Üzüm üreticisi çiftçilerin, koronavirüs salgınının yanı sıra, doğal afetler ve çeşitli bitkisel hastalık ve zararlılarla da mücadele ettiklerine dikkati çeken Bayraktar şunları söyledi:

“Dolu, aşırı yağış ve aşırı sıcaklar başta olmak üzere yaşanan doğal afetler nedeniyle bu yıl rekoltenin düşük olacağını tahmin ediyoruz. Düşük rekolteye yüksek girdi fiyatları da eklenince üretim maliyeti artmıştır. Üreticilerimizin yeterli gelir elde edebilmesi için kuru üzüm fiyatı en az 13 lira 50 kuruş olarak açıklanmalıdır. Üreticilerimiz alım fiyatının biran evvel açıklanmasını beklemektedir.”

 

“İhracatta yüzde 50’ye yakın oranda pay almaktadır”

Kuru üzümün stratejik bir ürün olduğuna işaret eden Bayraktar, açıklanacak fiyatın üreticinin ürününü değerine pazarlayabilmesi açısından önemli olduğunu vurguladı.

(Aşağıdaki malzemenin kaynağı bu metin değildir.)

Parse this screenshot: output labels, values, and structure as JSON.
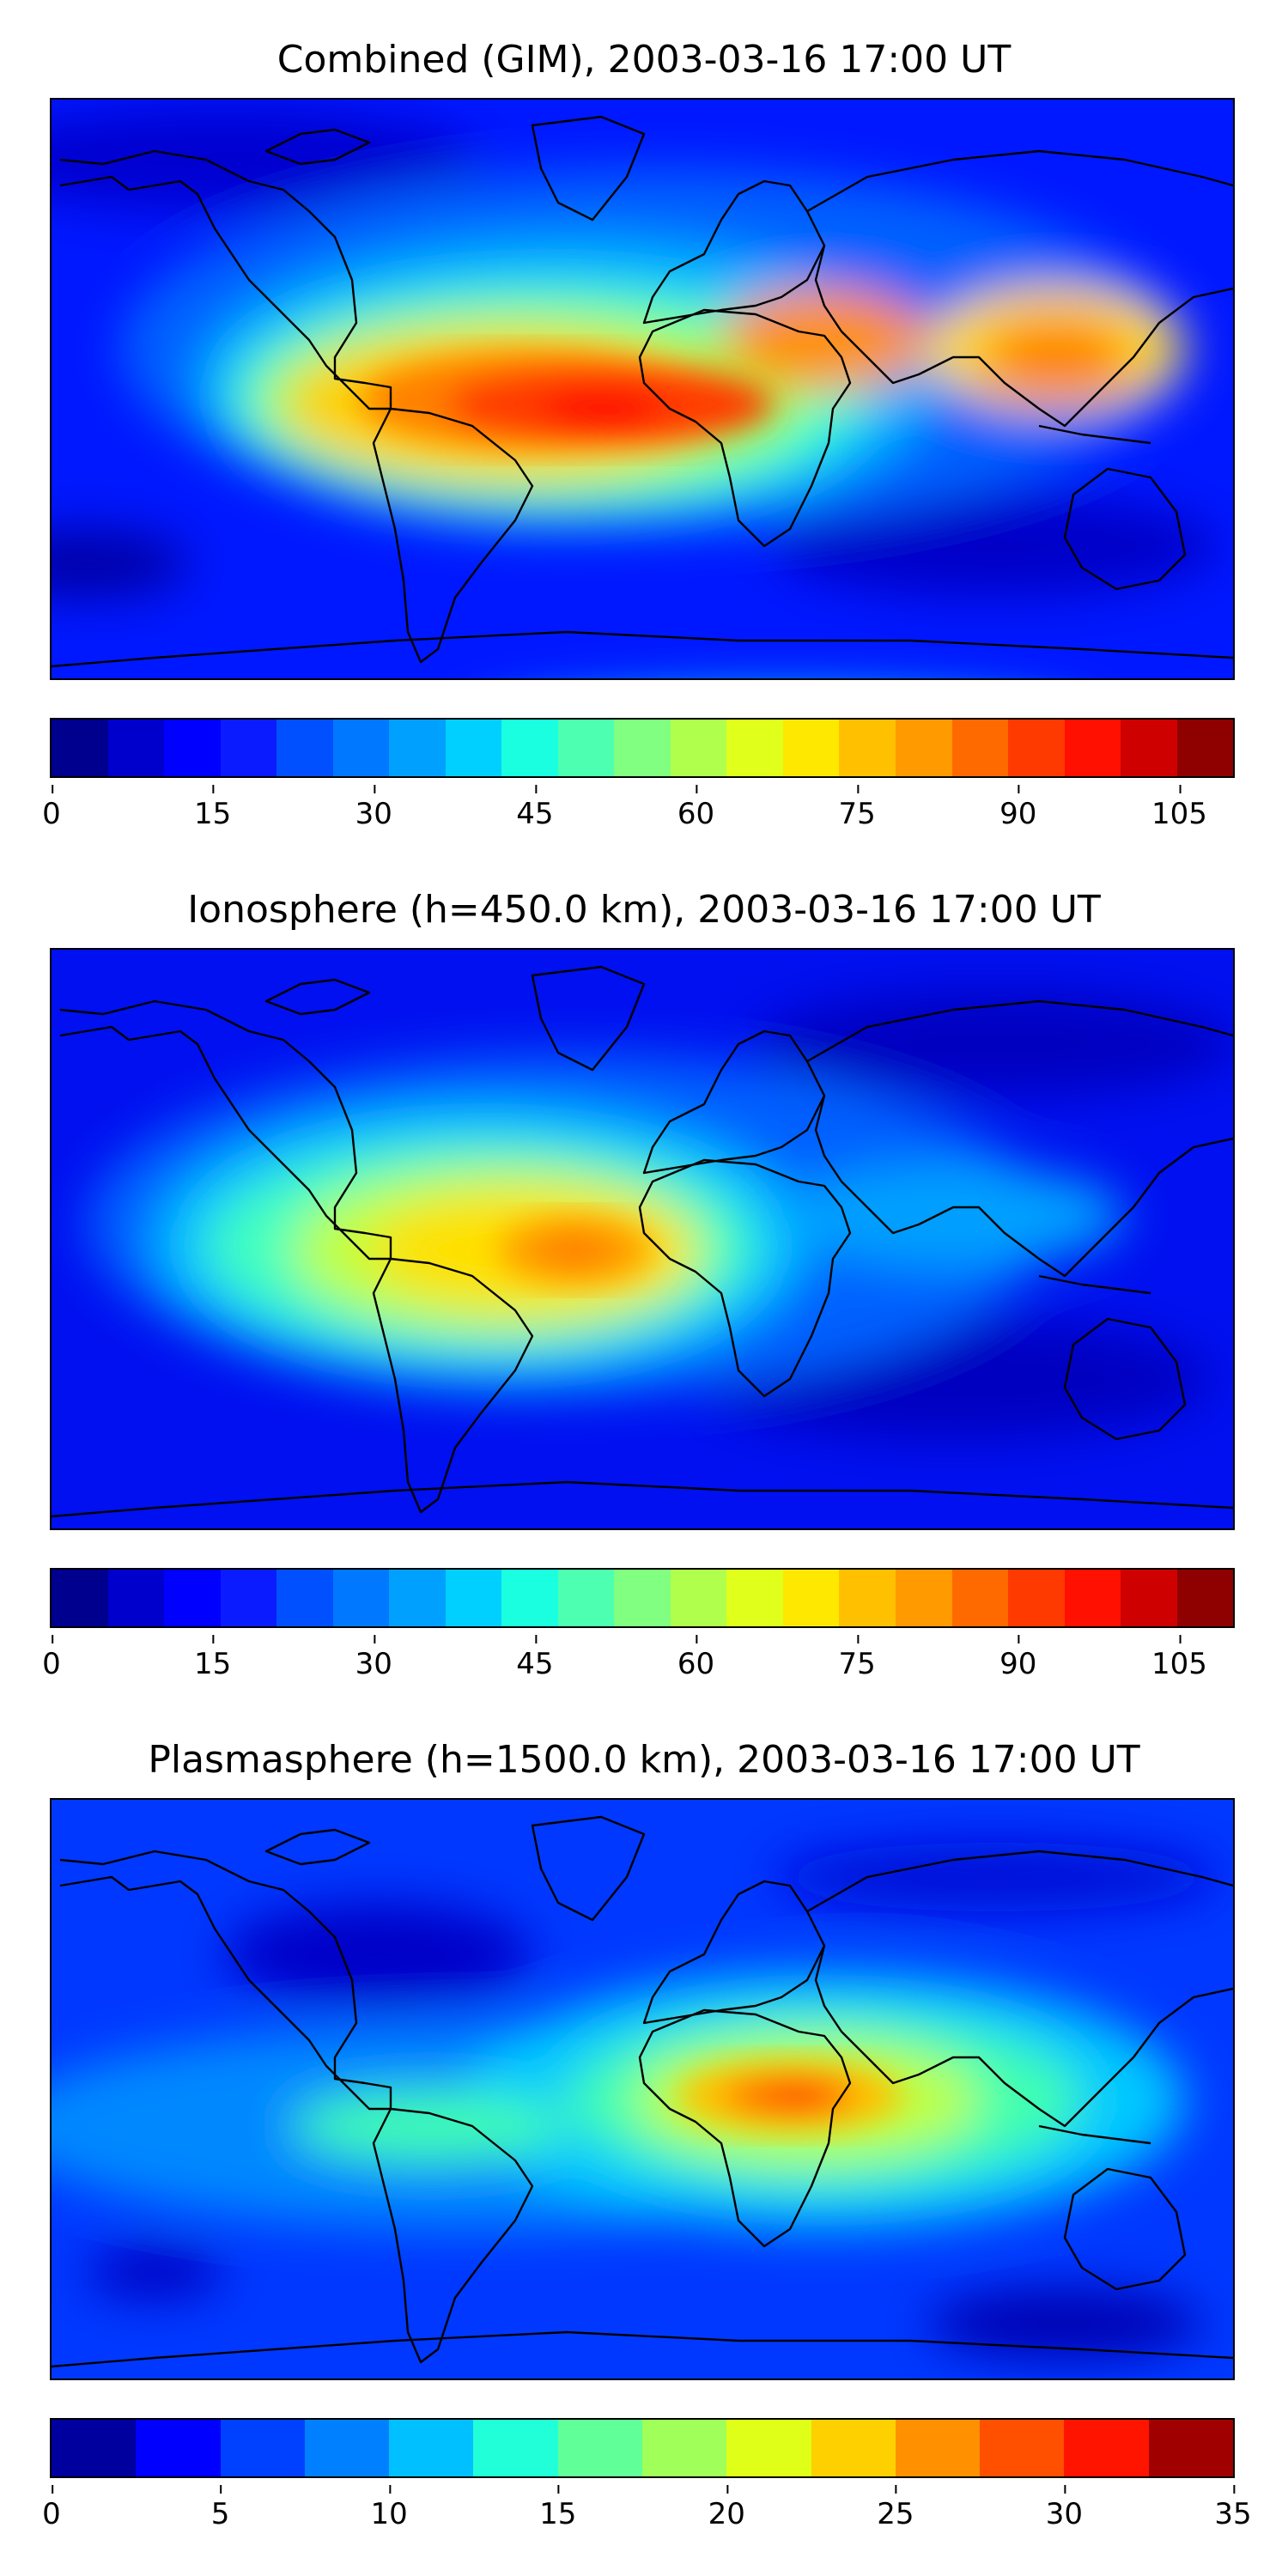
{
  "panels": [
    {
      "title": "Combined (GIM), 2003-03-16 17:00 UT",
      "colorbar": {
        "min": 0,
        "max": 110,
        "ticks": [
          "0",
          "15",
          "30",
          "45",
          "60",
          "75",
          "90",
          "105"
        ],
        "tick_values": [
          0,
          15,
          30,
          45,
          60,
          75,
          90,
          105
        ],
        "colors": [
          "#00008f",
          "#0000cd",
          "#0000ff",
          "#0a1cff",
          "#0050ff",
          "#0078ff",
          "#00a0ff",
          "#00d0ff",
          "#1affe0",
          "#4dffb0",
          "#80ff80",
          "#b0ff4d",
          "#e0ff1a",
          "#ffe800",
          "#ffc000",
          "#ff9a00",
          "#ff6a00",
          "#ff3a00",
          "#ff1000",
          "#cf0000",
          "#8f0000"
        ]
      }
    },
    {
      "title": "Ionosphere  (h=450.0 km), 2003-03-16 17:00 UT",
      "colorbar": {
        "min": 0,
        "max": 110,
        "ticks": [
          "0",
          "15",
          "30",
          "45",
          "60",
          "75",
          "90",
          "105"
        ],
        "tick_values": [
          0,
          15,
          30,
          45,
          60,
          75,
          90,
          105
        ],
        "colors": [
          "#00008f",
          "#0000cd",
          "#0000ff",
          "#0a1cff",
          "#0050ff",
          "#0078ff",
          "#00a0ff",
          "#00d0ff",
          "#1affe0",
          "#4dffb0",
          "#80ff80",
          "#b0ff4d",
          "#e0ff1a",
          "#ffe800",
          "#ffc000",
          "#ff9a00",
          "#ff6a00",
          "#ff3a00",
          "#ff1000",
          "#cf0000",
          "#8f0000"
        ]
      }
    },
    {
      "title": "Plasmasphere (h=1500.0 km), 2003-03-16 17:00 UT",
      "colorbar": {
        "min": 0,
        "max": 35,
        "ticks": [
          "0",
          "5",
          "10",
          "15",
          "20",
          "25",
          "30",
          "35"
        ],
        "tick_values": [
          0,
          5,
          10,
          15,
          20,
          25,
          30,
          35
        ],
        "colors": [
          "#00009f",
          "#0000ff",
          "#0040ff",
          "#0080ff",
          "#00c0ff",
          "#20ffd8",
          "#60ff98",
          "#a0ff58",
          "#e0ff18",
          "#ffd000",
          "#ff9000",
          "#ff5000",
          "#ff1400",
          "#a00000"
        ]
      }
    }
  ]
}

Türkiye’nin gerek bağ alanı, gerekse de üzüm üretiminde dünyada ilk sıralarda yer aldığını belirten Bayraktar şöyle devam etti:

“Ülkemizde 2019 yılı TÜİK verilerine göre 1,6 milyon ton kurutmalık üzüm üretilmiştir. Üretilen kuru üzümün yaklaşık yüzde 85’i dünya ticaretine konu olurken, ihracatta yüzde 50’ye yakın oranda pay almaktadır. Kuru üzüm ihracatından ülkemiz son yıllarda ortalama 425 milyon dolar gelir sağlamıştır.

İhracat açısından önem arz eden stratejik ürünümüzde fiyat istikrarının sağlanması için bir an evvel üreticimizin beklentisi olan alım fiyatı açıklanmalıdır.

Bu durum ülkemiz için ekonomik önemi büyük olan kuru üzümümüzün hak ettiği değeri bulabilmesi, ihracatta bulunduğumuz yeri koruyabilmemiz ve Türk üzümünün dünyada bilinen kaliteli üzüm imajının zedelenmemesi açısından da büyük önem arz etmektedir.”